Düsseldorf SPD kritisiert: 139 neue Stellen in der Ministerialbürokratie

Nachtragshaushalt: Die SPD-Opposition kritisiert nach dem Regierungswechsel den Personalzuwachs für 6,8 Millionen Euro. Mit 19 zusätzlichen Stellen rangiert das Familienministerium an der Spitze.

Lothar Schmalen

Düsseldorf. Als CDU und FDP noch in der Opposition waren, haben sie der rot-grünen Landesregierung immer wieder vorgeworfen, die Ministerialbürokratie unnötig aufgebläht zu haben. Die SPD-Opposition kritisiert nun, dass die neue schwarz-gelbe Landesregierung genau dies tue. 139 neue Stellen in den oberen Etagen der elf Ministerien und der Staatskanzlei sollen geschaffen werden. Das gehe aus dem von der Laschet-Regierung erstellten Nachtragshaushalt für 2017 hervor, sagen Martin Börschel, stellvertretender Vorsitzender der SPD-Landtagsfraktion, und Stefan Zimkeit, finanzpolitischer Sprecher der SPD. „Das ist beispiellos", fügt Börschel hinzu und hat Vergleichszahlen der Landesregierungen Rüttgers und Kraft parat. Die CDU/FDP-Regierung unter Jürgen Rüttgers habe damals nach ihrem Amtsantritt 66 neue Stellen in der Ministerialbürokratie geschaffen, die rot-grüne Regierung von Hannelore Kraft sei 2010 sogar ohne neue Stellen ausgekommen, sie habe die 46 Neueinstellungen auf vorhandenen Stellen vorgenommen. Besonders viele STellen für das Familienministerium Besonders viele neue Stellen sollen jetzt im Familienministerium (19), im Landwirtschaftsministerium (18), in der Staatskanzlei von Ministerpräsident Armin Laschet (17) und im Wirtschaftsministerium (14) geschaffen werden. Begründung der Landesregierung: Um die Politik der neuen Landesregierung umsetzen zu können, seien an einigen Stellen personelle Veränderungen erforderlich. Börschel und Zimkeit kritisieren auch die Neuverschuldung des Landes, die mit dem Nachtragshaushalt einhergeht.
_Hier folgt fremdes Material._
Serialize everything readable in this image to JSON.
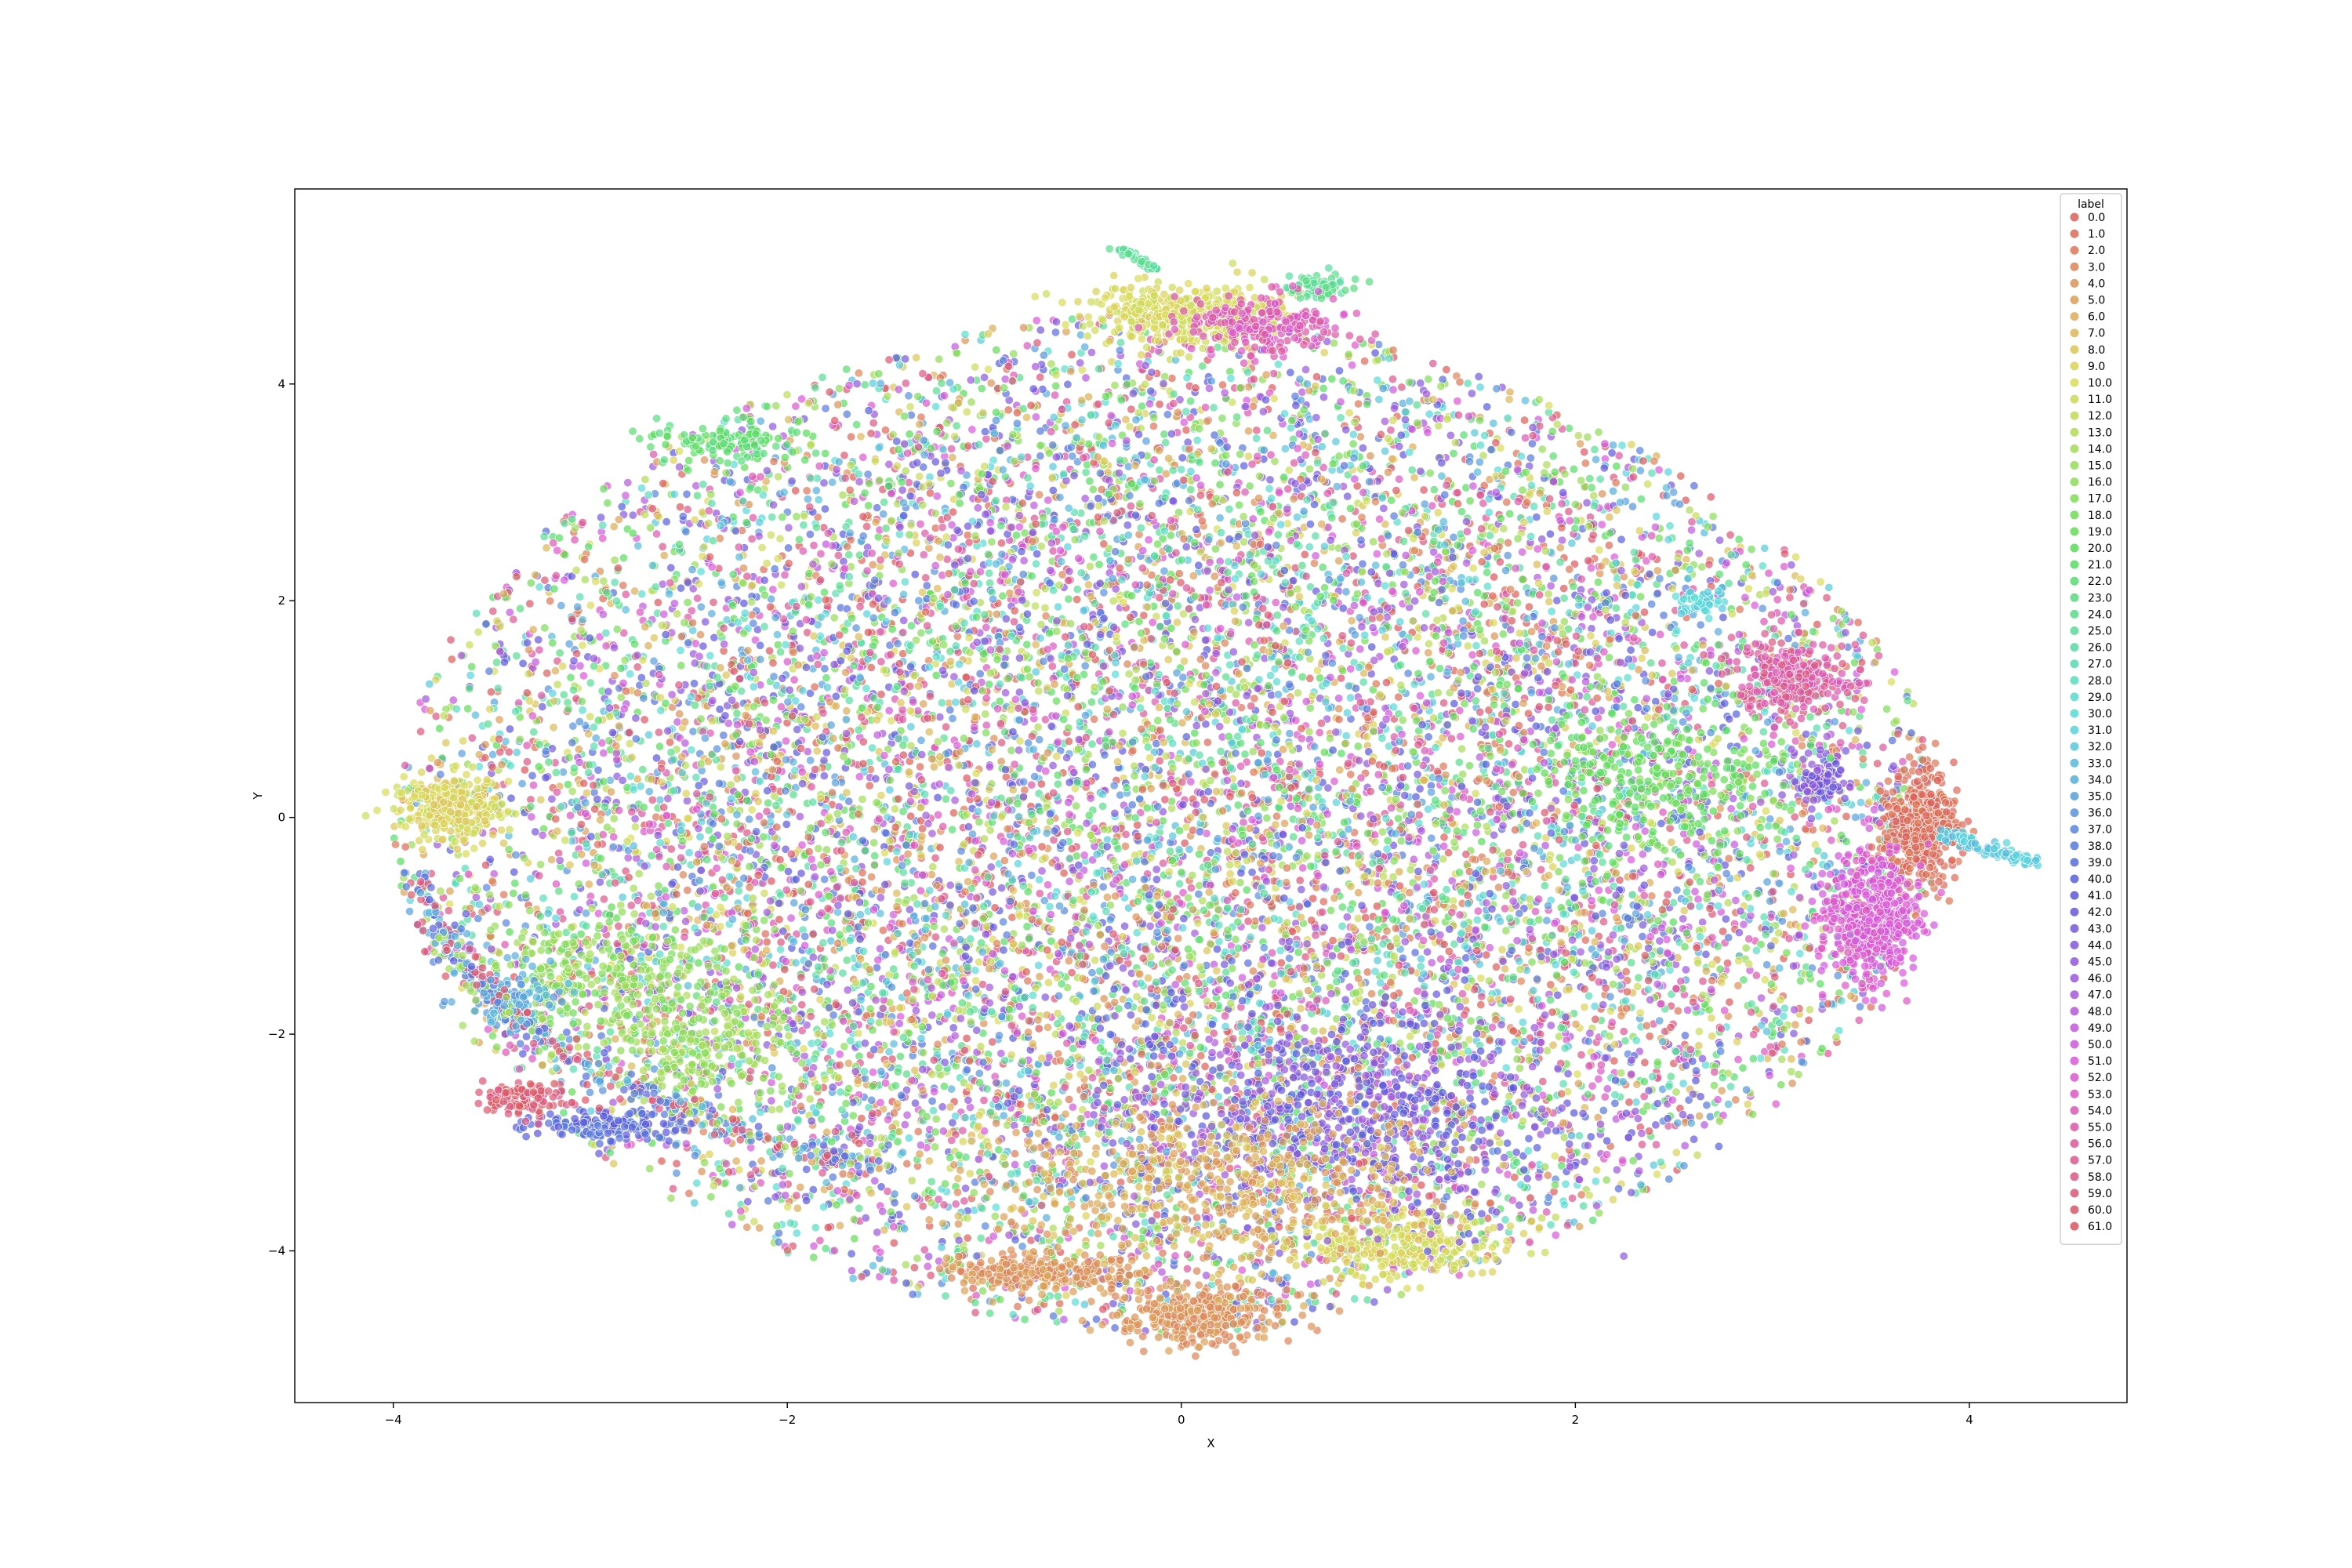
{
  "chart_data": {
    "type": "scatter",
    "title": "",
    "xlabel": "X",
    "ylabel": "Y",
    "xlim": [
      -4.5,
      4.8
    ],
    "ylim": [
      -5.4,
      5.8
    ],
    "xticks": [
      -4,
      -2,
      0,
      2,
      4
    ],
    "yticks": [
      -4,
      -2,
      0,
      2,
      4
    ],
    "xtick_labels": [
      "−4",
      "−2",
      "0",
      "2",
      "4"
    ],
    "ytick_labels": [
      "−4",
      "−2",
      "0",
      "2",
      "4"
    ],
    "grid": false,
    "legend": {
      "title": "label",
      "placement": "upper-right",
      "entries": [
        "0.0",
        "1.0",
        "2.0",
        "3.0",
        "4.0",
        "5.0",
        "6.0",
        "7.0",
        "8.0",
        "9.0",
        "10.0",
        "11.0",
        "12.0",
        "13.0",
        "14.0",
        "15.0",
        "16.0",
        "17.0",
        "18.0",
        "19.0",
        "20.0",
        "21.0",
        "22.0",
        "23.0",
        "24.0",
        "25.0",
        "26.0",
        "27.0",
        "28.0",
        "29.0",
        "30.0",
        "31.0",
        "32.0",
        "33.0",
        "34.0",
        "35.0",
        "36.0",
        "37.0",
        "38.0",
        "39.0",
        "40.0",
        "41.0",
        "42.0",
        "43.0",
        "44.0",
        "45.0",
        "46.0",
        "47.0",
        "48.0",
        "49.0",
        "50.0",
        "51.0",
        "52.0",
        "53.0",
        "54.0",
        "55.0",
        "56.0",
        "57.0",
        "58.0",
        "59.0",
        "60.0",
        "61.0"
      ]
    },
    "palette": "hls (62 hues)",
    "point_alpha": 0.7,
    "point_count_approx": 60000,
    "data_extent": {
      "x": [
        -4.05,
        4.35
      ],
      "y": [
        -4.95,
        5.25
      ]
    },
    "notable_clusters": [
      {
        "x": -3.7,
        "y": 0.1,
        "labels": "8.0–11.0"
      },
      {
        "x": 3.75,
        "y": -0.1,
        "labels": "0.0–2.0"
      },
      {
        "x": 3.5,
        "y": -0.9,
        "labels": "50.0–53.0"
      },
      {
        "x": 3.1,
        "y": 1.3,
        "labels": "54.0–58.0"
      },
      {
        "x": 3.25,
        "y": 0.35,
        "labels": "42.0–45.0"
      },
      {
        "x": 4.0,
        "y": -0.25,
        "labels": "31.0–33.0"
      },
      {
        "x": 0.0,
        "y": 4.65,
        "labels": "9.0–11.0"
      },
      {
        "x": -0.7,
        "y": -4.2,
        "labels": "3.0–5.0"
      },
      {
        "x": 0.1,
        "y": -4.6,
        "labels": "3.0–5.0"
      },
      {
        "x": 1.1,
        "y": -3.95,
        "labels": "9.0–11.0"
      },
      {
        "x": 0.7,
        "y": 4.9,
        "labels": "23.0–26.0"
      },
      {
        "x": -0.28,
        "y": 5.15,
        "labels": "25.0–27.0"
      },
      {
        "x": 0.4,
        "y": 4.6,
        "labels": "52.0–56.0"
      },
      {
        "x": 2.65,
        "y": 2.0,
        "labels": "30.0–32.0"
      },
      {
        "x": -2.3,
        "y": 3.45,
        "labels": "20.0–23.0"
      },
      {
        "x": -3.1,
        "y": -2.8,
        "labels": "38.0–41.0"
      },
      {
        "x": -3.4,
        "y": -2.6,
        "labels": "58.0–61.0"
      }
    ]
  }
}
Als die rot-grüne Landesregierung den Haushalt 2017 eingebracht und mit exakt der gleichen Neuverschuldung geplant habe, die die schwarz-gelbe Regierung nun in Anspruch nehme, habe FDP-Chef Christian Lindner von „griechischen Verhältnissen am Rhein" gesprochen. Der damalige Oppositionsführer Armin Laschet habe Rot-Grün vorgeworfen, so viele Schulden zu machen wie alle übrigen Bundesländer zusammen. Nun verhalte sich die neue Landesregierung exakt so, wie sie es noch vor einem Jahr angeprangert habe. Und das, obwohl der Haushalt entgegen der ursprünglichen Planung wegen der unerwartet hohen Steuereinnahmen eigentlich in diesem Jahr ohne Neuverschuldung hätte auskommen können, so Börschel.